Similarly, grouped data (multiple observations per patient, customer, or entity) requires splitting at the group level, not the observation level. If patient 42 has 10 measurements and 8 end up in training while 2 end up in testing, your model learns patient 42’s specific patterns and gets tested on the same patient. That’s not generalization; that’s memorization.

library(rsample)

# Grouped data example
patient_data <- data.frame(
  patient_id = rep(1:50, each = 5),
  measurement = rnorm(250),
  outcome = sample(c(0, 1), 250, replace = TRUE)
)

# Split by group (patient_id)
grouped_split <- group_initial_split(patient_data, 
                                     group = patient_id, 
                                     prop = 0.8)

train_grouped <- training(grouped_split)
test_grouped <- testing(grouped_split)

# Verify no patient appears in both sets
train_patients <- unique(train_grouped$patient_id)
test_patients <- unique(test_grouped$patient_id)
cat("Patient overlap:", length(intersect(train_patients, test_patients)), "\n")

Validation Sets and Cross-Validation Preview

For hyperparameter tuning, you need three sets: training (build models), validation (tune parameters), and test (final evaluation). Using your test set for tuning is another form of data leakage—you’re optimizing for the test set, which defeats its purpose.

library(rsample)

set.seed(321)

# First split: 80% for development, 20% for final test
initial_split <- initial_split(iris, prop = 0.8, strata = Species)
development_data <- training(initial_split)
test_data <- testing(initial_split)

# Second split: divide development into 75% train, 25% validation
dev_split <- initial_split(development_data, prop = 0.75, strata = Species)
train_data <- training(dev_split)
validation_data <- testing(dev_split)

cat("Training:", nrow(train_data), "observations\n")
cat("Validation:", nrow(validation_data), "observations\n")
cat("Test:", nrow(test_data), "observations\n")

This gives you approximately 60% training, 20% validation, and 20% test. The exact proportions matter less than the principle: tune on validation, evaluate on test, and never let your test set influence any modeling decisions.

For more robust evaluation, k-fold cross-validation splits training data into k subsets, training k models where each subset serves as validation once. The rsample package’s vfold_cv() function handles this elegantly, but that’s a topic for dedicated cross-validation coverage.

Best Practices and Common Pitfalls

Always set a seed. Reproducibility isn’t optional in scientific computing. Document your seed value in comments or project documentation.

Verify your splits. Print summary statistics and class distributions for both sets. They should look similar.
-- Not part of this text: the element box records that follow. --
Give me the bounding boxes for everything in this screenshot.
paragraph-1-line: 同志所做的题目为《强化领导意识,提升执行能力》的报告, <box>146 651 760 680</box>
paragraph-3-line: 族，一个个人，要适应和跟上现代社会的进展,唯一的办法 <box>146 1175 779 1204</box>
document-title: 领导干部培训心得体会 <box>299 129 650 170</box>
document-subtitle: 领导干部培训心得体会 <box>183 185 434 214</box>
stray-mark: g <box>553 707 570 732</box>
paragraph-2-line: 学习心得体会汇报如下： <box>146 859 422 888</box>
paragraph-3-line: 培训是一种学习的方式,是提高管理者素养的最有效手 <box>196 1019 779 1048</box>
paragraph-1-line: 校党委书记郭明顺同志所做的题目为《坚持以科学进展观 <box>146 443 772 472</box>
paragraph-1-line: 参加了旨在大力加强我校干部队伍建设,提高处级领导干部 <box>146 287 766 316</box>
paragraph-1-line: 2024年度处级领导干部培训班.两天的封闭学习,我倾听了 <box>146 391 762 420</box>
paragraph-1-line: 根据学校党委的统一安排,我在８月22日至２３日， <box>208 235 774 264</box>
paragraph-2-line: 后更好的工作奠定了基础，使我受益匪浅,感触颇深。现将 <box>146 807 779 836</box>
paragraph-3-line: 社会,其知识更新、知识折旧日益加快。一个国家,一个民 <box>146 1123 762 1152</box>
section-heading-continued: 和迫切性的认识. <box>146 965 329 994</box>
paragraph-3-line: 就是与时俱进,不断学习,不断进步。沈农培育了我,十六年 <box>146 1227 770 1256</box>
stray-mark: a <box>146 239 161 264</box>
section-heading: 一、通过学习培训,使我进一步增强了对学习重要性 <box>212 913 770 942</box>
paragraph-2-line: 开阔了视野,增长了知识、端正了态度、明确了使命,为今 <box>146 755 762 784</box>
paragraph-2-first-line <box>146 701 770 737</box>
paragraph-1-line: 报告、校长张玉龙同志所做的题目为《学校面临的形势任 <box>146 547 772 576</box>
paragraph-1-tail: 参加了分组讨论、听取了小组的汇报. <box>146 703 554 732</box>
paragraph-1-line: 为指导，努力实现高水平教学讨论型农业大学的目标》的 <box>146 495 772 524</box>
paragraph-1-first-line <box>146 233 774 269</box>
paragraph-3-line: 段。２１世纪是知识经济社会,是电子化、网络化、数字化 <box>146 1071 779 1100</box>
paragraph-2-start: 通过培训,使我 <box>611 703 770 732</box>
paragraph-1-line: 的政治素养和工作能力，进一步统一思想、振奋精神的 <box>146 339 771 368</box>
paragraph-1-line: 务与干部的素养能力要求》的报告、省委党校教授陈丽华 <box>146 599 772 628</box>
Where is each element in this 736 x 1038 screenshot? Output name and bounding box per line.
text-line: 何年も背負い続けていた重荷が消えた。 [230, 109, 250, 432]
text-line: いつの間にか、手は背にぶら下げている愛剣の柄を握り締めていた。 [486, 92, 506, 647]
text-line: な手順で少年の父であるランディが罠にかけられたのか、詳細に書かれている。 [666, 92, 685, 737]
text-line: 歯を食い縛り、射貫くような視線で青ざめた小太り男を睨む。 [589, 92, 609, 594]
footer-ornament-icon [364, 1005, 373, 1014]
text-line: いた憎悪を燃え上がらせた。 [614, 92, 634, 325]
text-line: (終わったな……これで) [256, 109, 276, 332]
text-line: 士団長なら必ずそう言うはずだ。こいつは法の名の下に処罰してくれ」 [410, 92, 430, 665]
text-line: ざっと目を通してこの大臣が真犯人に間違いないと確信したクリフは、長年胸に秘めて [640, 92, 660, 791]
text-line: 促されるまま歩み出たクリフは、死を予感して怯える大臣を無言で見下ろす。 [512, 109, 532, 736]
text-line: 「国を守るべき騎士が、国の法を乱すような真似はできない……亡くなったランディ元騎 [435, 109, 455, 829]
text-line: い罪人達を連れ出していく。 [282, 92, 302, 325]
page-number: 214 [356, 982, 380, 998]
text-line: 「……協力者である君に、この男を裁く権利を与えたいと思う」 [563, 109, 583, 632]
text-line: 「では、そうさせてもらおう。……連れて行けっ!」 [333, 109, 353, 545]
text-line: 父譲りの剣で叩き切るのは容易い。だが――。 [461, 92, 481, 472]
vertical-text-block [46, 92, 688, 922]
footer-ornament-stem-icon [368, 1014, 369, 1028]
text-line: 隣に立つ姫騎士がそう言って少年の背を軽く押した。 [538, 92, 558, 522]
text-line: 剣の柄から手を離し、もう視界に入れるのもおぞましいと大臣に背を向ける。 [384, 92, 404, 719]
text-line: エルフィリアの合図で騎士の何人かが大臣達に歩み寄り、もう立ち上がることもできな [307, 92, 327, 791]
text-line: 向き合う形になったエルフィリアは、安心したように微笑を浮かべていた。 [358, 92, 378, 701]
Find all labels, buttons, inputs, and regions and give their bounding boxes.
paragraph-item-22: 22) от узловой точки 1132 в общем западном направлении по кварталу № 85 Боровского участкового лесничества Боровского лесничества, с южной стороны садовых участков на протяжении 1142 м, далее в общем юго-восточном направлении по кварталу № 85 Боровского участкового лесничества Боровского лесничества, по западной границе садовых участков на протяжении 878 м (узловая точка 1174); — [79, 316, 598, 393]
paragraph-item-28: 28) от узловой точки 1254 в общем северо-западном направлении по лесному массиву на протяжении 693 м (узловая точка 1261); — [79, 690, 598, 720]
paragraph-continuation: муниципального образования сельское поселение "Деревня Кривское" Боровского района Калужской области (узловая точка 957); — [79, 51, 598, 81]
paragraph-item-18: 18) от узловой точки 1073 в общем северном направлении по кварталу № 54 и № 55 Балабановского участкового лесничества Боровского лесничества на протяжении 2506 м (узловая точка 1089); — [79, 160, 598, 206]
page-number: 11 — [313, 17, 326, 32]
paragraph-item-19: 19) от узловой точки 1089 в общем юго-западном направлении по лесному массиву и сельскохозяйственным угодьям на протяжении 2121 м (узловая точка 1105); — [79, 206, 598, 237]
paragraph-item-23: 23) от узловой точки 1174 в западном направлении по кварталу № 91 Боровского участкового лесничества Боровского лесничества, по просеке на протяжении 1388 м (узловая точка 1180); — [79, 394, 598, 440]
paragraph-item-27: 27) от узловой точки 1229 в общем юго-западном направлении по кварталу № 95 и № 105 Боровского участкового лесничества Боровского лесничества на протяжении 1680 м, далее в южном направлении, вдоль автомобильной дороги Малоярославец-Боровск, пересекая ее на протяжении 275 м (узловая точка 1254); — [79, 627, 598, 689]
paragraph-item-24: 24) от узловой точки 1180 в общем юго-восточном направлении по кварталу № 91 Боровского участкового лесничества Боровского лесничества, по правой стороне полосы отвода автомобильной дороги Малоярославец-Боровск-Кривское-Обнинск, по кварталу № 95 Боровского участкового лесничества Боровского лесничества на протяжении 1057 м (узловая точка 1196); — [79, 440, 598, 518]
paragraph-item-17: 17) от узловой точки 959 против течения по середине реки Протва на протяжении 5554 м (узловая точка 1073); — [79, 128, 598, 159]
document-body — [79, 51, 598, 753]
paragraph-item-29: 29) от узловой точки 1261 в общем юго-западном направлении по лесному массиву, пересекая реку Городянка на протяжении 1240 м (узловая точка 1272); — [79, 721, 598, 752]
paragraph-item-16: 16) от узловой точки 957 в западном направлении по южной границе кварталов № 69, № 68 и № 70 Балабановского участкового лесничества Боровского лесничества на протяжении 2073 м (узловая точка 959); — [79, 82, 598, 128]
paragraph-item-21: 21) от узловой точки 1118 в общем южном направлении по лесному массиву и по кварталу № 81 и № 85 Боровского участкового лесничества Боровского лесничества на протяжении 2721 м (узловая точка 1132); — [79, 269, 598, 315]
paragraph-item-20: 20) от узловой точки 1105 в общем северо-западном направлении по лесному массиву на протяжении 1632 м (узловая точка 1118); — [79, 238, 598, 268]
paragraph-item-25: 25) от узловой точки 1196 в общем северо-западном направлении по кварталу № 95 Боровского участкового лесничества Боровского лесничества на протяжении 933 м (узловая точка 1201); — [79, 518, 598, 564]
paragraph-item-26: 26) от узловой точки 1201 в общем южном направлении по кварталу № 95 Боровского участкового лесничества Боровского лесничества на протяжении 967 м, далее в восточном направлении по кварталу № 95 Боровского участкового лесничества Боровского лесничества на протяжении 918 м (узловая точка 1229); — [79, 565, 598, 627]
A test set with dramatically different characteristics than training data will give misleading performance estimates.

Match your split strategy to your data structure. Random for independent observations, stratified for imbalanced classes, chronological for time series, grouped for hierarchical data. Using the wrong strategy is worse than not splitting at all because it gives you false confidence.

Watch for data leakage. Feature engineering, scaling, and imputation must use only training data statistics. If you normalize using the mean of your entire dataset before splitting, information from the test set influences your training process.

Adjust split ratios for dataset size. With 100,000 observations, a 95/5 split gives you 5,000 test samples—plenty for evaluation. With 500 observations, you need at least 20% for testing to get meaningful metrics.

Don’t split multiple times and cherry-pick results. If you try five different seeds and report the best test performance, you’ve effectively used the test set for model selection. Pick one seed and stick with it.

The train-test split is the foundation of honest model evaluation. Get it right, and you build reliable models. Get it wrong, and you build expensive mistakes that fail in production. Choose your splitting strategy deliberately, implement it carefully, and your future self will thank you when your models actually work on real data.